John Ashbery is one of America's most highly honored & revered poets.  Born in 1927, Ashbery died this past Sept.  He received nearly every major American award for poetry including a Pulitzer Prize for Poetry, National Book Critics Circle Award and a Nat'l Book Award.  He was the Poet Laureate for NY from 2001-03.  Ashbery has the distinguishing honor of being the first English language poet to receive the Grand Prix de Biennales Int'l de Poesie.  A portion of Ashbery's stirring poem "Train Rising Out of the Sea" is a melodious, melancholy poem that feels written specifically for the masses of New York City dwellers who feel invisible and unmoored at times.  The poem resonates with a sense of being overwhelmed in a concrete jungle blocking out the beauty of a sunrise, sunset or summer breeze.  Ashbery said, "I like poems you can tack all over with a hammer and there are no hollow places."  I will chip away at his poem
                       "Train Rising Out of the Sea"  - with my own commentary.

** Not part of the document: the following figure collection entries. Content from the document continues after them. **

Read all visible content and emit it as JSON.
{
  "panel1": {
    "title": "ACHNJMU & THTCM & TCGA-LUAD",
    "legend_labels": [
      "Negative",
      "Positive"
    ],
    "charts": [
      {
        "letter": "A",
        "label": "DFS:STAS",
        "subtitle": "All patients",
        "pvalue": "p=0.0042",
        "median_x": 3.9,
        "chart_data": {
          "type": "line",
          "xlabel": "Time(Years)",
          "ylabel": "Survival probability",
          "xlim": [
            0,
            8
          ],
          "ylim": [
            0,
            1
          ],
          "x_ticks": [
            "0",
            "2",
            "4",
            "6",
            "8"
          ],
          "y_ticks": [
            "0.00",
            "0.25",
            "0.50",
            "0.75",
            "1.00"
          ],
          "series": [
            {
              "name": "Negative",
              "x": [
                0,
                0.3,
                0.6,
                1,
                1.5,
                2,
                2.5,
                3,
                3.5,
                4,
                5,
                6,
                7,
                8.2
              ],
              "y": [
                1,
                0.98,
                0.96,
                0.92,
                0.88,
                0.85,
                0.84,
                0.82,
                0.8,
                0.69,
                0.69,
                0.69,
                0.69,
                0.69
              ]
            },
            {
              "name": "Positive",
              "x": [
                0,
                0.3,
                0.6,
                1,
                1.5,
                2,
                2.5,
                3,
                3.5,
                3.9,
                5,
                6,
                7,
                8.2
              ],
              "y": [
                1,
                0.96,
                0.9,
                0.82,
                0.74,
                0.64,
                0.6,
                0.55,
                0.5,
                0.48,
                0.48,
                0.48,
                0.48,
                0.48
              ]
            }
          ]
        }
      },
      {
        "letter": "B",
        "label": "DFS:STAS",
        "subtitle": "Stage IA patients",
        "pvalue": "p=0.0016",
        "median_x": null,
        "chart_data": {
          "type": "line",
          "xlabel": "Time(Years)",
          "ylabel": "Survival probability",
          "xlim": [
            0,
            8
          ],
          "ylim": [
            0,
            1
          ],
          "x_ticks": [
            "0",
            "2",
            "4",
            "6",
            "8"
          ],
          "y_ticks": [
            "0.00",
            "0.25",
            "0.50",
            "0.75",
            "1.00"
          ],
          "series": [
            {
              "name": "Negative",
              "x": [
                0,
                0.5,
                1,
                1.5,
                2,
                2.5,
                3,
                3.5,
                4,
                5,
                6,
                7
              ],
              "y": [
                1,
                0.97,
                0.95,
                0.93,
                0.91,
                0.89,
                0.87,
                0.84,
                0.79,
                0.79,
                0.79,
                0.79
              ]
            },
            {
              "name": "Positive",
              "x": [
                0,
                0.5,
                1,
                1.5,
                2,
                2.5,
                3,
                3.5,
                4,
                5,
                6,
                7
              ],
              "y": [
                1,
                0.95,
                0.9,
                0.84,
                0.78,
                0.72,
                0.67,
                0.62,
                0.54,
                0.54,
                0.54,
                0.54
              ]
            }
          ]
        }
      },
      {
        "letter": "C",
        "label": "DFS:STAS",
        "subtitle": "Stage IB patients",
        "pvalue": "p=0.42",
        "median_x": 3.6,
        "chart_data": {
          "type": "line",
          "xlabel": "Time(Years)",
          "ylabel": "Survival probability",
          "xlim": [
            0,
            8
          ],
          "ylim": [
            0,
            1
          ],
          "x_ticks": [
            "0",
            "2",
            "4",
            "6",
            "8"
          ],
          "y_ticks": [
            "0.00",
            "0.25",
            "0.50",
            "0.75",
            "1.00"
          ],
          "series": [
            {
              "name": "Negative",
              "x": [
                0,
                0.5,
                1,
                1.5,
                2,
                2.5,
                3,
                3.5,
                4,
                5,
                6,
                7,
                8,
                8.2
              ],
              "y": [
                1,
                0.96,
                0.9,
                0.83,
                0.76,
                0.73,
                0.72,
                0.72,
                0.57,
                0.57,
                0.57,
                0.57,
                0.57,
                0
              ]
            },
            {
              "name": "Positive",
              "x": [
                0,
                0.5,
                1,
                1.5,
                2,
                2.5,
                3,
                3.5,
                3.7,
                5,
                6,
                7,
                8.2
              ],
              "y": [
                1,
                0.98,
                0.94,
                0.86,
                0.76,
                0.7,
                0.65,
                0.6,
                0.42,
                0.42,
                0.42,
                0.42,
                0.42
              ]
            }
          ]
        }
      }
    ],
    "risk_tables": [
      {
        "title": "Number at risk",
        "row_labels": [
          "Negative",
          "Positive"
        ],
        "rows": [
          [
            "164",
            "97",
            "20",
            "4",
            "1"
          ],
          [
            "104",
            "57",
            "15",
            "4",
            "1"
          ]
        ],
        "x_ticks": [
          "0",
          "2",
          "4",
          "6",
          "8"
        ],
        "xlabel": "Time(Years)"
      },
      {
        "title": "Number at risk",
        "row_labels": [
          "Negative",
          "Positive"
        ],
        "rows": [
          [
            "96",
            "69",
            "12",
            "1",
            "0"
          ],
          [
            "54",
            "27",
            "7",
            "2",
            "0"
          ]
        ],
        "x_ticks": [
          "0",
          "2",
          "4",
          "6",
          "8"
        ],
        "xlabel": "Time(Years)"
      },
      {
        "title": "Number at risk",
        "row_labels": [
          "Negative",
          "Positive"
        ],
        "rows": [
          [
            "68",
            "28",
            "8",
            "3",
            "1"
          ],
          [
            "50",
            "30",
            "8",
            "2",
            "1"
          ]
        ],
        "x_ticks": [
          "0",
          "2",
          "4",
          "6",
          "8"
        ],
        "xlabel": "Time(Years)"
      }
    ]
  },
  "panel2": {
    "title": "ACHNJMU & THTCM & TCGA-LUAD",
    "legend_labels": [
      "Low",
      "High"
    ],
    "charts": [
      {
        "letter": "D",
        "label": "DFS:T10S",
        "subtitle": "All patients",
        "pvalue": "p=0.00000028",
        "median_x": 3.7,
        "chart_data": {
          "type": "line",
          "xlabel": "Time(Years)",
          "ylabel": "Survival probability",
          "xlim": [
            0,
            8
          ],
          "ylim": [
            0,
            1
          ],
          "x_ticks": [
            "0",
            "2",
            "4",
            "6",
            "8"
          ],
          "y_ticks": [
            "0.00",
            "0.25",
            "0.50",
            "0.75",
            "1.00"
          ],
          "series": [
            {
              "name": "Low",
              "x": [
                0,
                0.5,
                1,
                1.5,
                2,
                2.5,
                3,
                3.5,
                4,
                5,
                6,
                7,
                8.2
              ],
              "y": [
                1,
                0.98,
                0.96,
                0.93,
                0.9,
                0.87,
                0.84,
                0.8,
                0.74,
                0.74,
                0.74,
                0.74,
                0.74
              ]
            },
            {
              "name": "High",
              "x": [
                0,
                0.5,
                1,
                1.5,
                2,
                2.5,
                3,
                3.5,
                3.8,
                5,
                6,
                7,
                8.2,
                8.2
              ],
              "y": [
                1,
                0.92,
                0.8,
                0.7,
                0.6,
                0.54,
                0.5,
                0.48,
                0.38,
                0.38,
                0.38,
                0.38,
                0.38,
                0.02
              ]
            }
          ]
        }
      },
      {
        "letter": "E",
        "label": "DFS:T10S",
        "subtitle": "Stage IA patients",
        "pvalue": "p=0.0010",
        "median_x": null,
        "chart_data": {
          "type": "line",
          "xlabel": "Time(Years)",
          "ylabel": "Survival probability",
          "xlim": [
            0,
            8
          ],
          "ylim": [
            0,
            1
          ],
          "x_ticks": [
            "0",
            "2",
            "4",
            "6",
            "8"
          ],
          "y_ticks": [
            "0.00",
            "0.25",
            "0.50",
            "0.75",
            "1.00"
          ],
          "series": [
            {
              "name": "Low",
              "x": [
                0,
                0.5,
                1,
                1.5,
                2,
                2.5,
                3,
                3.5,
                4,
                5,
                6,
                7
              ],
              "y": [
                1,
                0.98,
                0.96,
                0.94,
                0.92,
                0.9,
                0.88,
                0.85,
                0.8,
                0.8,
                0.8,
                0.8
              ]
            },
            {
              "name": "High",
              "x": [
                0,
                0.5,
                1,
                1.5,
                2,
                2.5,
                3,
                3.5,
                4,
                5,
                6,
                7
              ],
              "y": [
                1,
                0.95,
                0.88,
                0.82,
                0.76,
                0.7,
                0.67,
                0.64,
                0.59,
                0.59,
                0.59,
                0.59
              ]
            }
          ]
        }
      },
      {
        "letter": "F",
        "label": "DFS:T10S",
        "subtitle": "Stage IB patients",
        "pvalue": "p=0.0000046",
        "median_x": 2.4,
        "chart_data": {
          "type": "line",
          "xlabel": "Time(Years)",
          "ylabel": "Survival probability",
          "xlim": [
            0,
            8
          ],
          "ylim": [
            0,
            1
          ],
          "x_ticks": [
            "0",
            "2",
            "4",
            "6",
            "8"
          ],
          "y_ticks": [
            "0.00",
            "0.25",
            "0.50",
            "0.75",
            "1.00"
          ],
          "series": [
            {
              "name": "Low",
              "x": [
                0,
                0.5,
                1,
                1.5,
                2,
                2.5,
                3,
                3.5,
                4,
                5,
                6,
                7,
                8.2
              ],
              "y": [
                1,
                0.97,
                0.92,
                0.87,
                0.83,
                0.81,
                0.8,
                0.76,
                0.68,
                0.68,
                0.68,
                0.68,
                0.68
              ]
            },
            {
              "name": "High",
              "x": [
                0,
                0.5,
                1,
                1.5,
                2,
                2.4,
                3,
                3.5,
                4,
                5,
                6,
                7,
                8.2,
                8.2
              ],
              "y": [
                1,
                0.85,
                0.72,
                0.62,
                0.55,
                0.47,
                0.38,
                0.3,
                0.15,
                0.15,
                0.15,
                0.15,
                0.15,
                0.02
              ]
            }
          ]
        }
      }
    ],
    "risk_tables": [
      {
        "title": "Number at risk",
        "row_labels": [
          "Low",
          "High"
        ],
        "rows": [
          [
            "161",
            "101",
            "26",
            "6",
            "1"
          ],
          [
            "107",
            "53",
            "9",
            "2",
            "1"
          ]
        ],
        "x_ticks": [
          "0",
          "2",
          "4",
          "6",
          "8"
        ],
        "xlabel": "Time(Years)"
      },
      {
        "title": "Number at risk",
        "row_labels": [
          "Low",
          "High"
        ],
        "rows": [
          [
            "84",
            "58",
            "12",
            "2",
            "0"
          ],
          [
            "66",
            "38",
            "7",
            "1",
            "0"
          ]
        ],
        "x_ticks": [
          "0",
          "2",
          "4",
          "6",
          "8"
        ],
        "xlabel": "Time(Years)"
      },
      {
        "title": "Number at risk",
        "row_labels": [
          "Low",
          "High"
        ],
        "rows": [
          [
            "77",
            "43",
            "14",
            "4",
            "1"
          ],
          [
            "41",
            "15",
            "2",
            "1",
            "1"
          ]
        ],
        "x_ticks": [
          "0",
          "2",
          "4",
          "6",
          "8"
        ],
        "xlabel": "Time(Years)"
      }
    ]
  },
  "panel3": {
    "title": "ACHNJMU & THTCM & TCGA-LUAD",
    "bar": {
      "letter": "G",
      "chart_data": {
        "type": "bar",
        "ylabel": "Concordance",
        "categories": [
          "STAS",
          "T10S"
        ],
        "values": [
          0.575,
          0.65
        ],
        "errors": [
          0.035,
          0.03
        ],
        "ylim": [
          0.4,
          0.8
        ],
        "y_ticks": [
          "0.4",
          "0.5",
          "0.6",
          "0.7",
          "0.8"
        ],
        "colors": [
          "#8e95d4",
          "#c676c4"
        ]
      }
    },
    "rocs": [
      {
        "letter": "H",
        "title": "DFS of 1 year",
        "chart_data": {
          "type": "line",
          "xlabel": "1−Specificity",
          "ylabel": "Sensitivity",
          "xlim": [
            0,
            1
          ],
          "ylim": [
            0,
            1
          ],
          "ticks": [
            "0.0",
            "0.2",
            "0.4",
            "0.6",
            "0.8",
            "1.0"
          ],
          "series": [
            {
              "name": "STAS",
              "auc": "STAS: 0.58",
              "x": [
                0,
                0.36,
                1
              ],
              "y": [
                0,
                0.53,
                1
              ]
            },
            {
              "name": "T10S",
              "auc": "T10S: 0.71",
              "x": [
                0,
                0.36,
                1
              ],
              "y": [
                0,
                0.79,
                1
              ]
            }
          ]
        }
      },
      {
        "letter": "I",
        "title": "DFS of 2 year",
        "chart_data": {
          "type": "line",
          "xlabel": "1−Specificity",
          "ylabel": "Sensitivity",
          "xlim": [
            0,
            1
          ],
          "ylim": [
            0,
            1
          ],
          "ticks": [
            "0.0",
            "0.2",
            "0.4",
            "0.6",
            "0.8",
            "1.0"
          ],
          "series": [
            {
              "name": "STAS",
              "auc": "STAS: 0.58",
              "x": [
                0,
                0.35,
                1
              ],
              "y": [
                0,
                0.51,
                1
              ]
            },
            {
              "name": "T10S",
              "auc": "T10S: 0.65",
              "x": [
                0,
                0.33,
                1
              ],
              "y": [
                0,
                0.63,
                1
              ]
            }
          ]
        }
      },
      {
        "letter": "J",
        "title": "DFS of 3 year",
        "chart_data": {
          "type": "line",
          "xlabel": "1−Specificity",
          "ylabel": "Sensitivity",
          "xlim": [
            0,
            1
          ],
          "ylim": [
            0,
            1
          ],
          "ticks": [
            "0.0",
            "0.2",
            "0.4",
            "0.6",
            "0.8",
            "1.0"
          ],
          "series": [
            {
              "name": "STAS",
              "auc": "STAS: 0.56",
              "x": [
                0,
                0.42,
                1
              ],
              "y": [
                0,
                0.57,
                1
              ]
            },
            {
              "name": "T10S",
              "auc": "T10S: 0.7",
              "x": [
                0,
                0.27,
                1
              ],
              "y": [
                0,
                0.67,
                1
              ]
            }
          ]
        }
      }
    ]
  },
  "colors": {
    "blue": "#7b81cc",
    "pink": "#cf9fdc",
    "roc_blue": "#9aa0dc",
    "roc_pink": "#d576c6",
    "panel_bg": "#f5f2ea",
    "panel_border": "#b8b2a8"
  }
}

Like an era that refuses to come to an end or be born again {when will the never ending construction with its scaffolding & cranes end?}
We need more night for the sky, more blue for the daylight {we can barely glimpse the sunsets & stars in the sky}
That inundates our remarks before we can make them {Overrun by rudeness}
Taking away a little bit of us each time {wearing down our very essence}
To be deposited elsewhere In the place of our involvement {struggling to find our way}
With the core that brought excessive flowering this year of enormous sunsets & big breezes {becoming obscured}
That left us feeling too simple {insignificant}
Like an island just off the shore, {NYC} one of many that no one notices, though it has a certain function though an abstract one. {an inexplicable pull}
Built to prevent you from being towed to shore.  {New Yorkers are resilient and unflappable}

Ashbery has said of his poems "The poem is sad because it wants to be yours and cannot be."  Poetry is an elusive diaphanous glow we can just barely begin to know.